I am crying as I type these words.
I have shed many tears over the past ten years to the day since my dear mother left this world.
I have cried because something more special than the earth I am hopelessly stuck to, or the air that I breathe, was taken from me.
I have cried because I had nowhere else to turn to for guidance.
I have cried into the immediate surroundings from my lips, eyes and mouth to the outer reaches of space for the chance for one more embrace--to just put her fat, red hand in my fat red hand and squeeze them warmly together.
I have cried for sheer guilt that I was too selfish to show that I could exist without a bottle in my fat, red hand.

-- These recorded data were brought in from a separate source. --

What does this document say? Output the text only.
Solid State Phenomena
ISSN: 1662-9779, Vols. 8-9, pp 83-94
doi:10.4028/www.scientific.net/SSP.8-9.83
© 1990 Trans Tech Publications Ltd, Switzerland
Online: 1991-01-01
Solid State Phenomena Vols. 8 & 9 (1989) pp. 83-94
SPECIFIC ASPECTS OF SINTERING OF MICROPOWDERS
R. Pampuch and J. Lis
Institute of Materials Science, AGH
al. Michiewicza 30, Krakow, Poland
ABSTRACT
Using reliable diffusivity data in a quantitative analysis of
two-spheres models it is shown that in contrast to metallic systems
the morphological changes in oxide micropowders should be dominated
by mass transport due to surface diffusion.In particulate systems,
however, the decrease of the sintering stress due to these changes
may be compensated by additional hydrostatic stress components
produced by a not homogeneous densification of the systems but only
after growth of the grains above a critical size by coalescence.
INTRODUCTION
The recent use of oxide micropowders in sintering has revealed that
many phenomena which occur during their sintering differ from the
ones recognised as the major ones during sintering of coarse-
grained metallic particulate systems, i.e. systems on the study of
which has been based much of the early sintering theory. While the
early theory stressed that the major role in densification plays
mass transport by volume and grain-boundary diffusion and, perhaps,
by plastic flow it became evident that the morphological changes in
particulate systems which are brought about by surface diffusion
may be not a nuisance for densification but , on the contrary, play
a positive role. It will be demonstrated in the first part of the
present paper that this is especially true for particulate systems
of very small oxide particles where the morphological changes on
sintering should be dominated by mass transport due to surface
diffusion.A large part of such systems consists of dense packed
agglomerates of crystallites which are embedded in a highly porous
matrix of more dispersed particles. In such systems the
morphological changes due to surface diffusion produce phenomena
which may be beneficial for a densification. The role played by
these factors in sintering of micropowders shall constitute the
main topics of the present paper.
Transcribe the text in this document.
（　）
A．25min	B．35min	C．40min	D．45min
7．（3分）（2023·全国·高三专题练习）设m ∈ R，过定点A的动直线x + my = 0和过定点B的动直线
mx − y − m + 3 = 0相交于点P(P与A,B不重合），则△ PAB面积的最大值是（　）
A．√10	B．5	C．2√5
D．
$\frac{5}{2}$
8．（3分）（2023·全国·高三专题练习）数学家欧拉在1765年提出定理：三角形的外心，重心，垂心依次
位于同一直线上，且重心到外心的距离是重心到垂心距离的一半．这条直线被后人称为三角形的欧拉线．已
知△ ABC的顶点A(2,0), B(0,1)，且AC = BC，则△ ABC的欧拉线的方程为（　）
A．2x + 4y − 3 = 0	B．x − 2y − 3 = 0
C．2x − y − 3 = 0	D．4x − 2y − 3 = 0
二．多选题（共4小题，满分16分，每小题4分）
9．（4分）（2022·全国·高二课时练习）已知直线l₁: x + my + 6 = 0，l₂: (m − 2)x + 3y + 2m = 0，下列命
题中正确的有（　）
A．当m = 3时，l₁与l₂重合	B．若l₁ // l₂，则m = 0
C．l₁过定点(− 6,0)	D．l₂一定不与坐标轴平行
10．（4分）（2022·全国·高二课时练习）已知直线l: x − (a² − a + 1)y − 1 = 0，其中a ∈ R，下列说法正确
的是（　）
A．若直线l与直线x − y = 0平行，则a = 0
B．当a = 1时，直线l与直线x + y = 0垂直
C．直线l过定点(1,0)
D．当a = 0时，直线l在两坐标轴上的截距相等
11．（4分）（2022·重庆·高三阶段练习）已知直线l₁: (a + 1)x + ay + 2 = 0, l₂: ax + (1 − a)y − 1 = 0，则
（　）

I have cried because the art that I have made will never again have her eyes slowly and excitedly ingest and caress from the outer edges of the paper inside towards the words or scribbled picture, or the first plucked strings, hummed melody or residual applause that might follow.
I have cried for knowing that the love I have found in Jodi must grow without her knowledge or relief--relief that the man she knew was always inside finally and furiously emerged from the shell of a pained and terrified life he was living, bursting into the real and the new, pulling back the drapes, throwing open the windows and screaming until he could scream no longer, falling onto the floor in a heap of fat, bones, muscle and blood and panting the words "I have found a true love" to the blue-grey walls around him.
That's not to say that I don't cry for sad commercials, too. Because I do. And my mom did, too. She always had a box of tissues nearby just for such occasions.
But I remember when she had a small, non-life-threatening cancer removed from the corner of one eye. They didn't fix her up exactly the way they should have. In the spot where they took the little piece off tears would spill out at random moments. She had it fixed, of course, but it was hard to watch this woman who cried so much for so many things in a seemingly perpetual state of emotion at any given time of day.
I can only imagine how many, many times she cried for me--because of me--as she sat, or walked, or talked with my aunt, or laid down in her bed a mere 75 miles away from "her boy". I'm sure it was less than I imagine, but from where I see things the past is often darker and stormier than it really was.
I put that poor woman through hell and I have no excuse for it.
But that book is one I keep on the shelf for safety and security. I don't need to re-read it. I've got it pretty well memorized.
But ten years ago, on January 11, 2007 at 10:20am, Judith Ann Johnson's energy left her body.
She had fought a valiant battle with pancreatic cancer--one of the worst and most vicious types--and finally let go.
She let go of the pain and the suffering.
She let go of the uneaten, pureed meals left sitting on the tray, the ice water in the squeeze bottle and the IV, the hospital socks and gown.
She let go of the emotional visits from her son and her sister.
Oh, how I wish I could have one more chance to put my bearded, bloated cheek up against her lips for even the faintest of kisses. How I wish I could lay my head on her belly and my arm across her body and just for a few moments pretend we could die together. Just leave the messy, dilapidated house and the unplowed driveway and the legal documents behind and just . . . go.
Oh, how I wish.
But I am here and I am well.
I am here and I have love.
I am here and I am continuing her legacy of making others happy.
I am here and I have her hair on my head, her tics in my eyes, her fat, red hands on the end of my arms and her seemingly limitless ability to remain hopeful that the sun will shine again even in the darkest night.
I am here and I am still crying as I write these words.
Because I am alive and I am breathing and I am hungry and I have love in my heart and I have music in my soul.
And I am able to share this little bit of me with the world--and every little bit of me has a little bit of her inside.
And she is crying, too.
But she's not worried anymore.
No, she's crying because she is happy.
I can almost hear it.
Thanks for reading.
I love you all, but especially Jodi.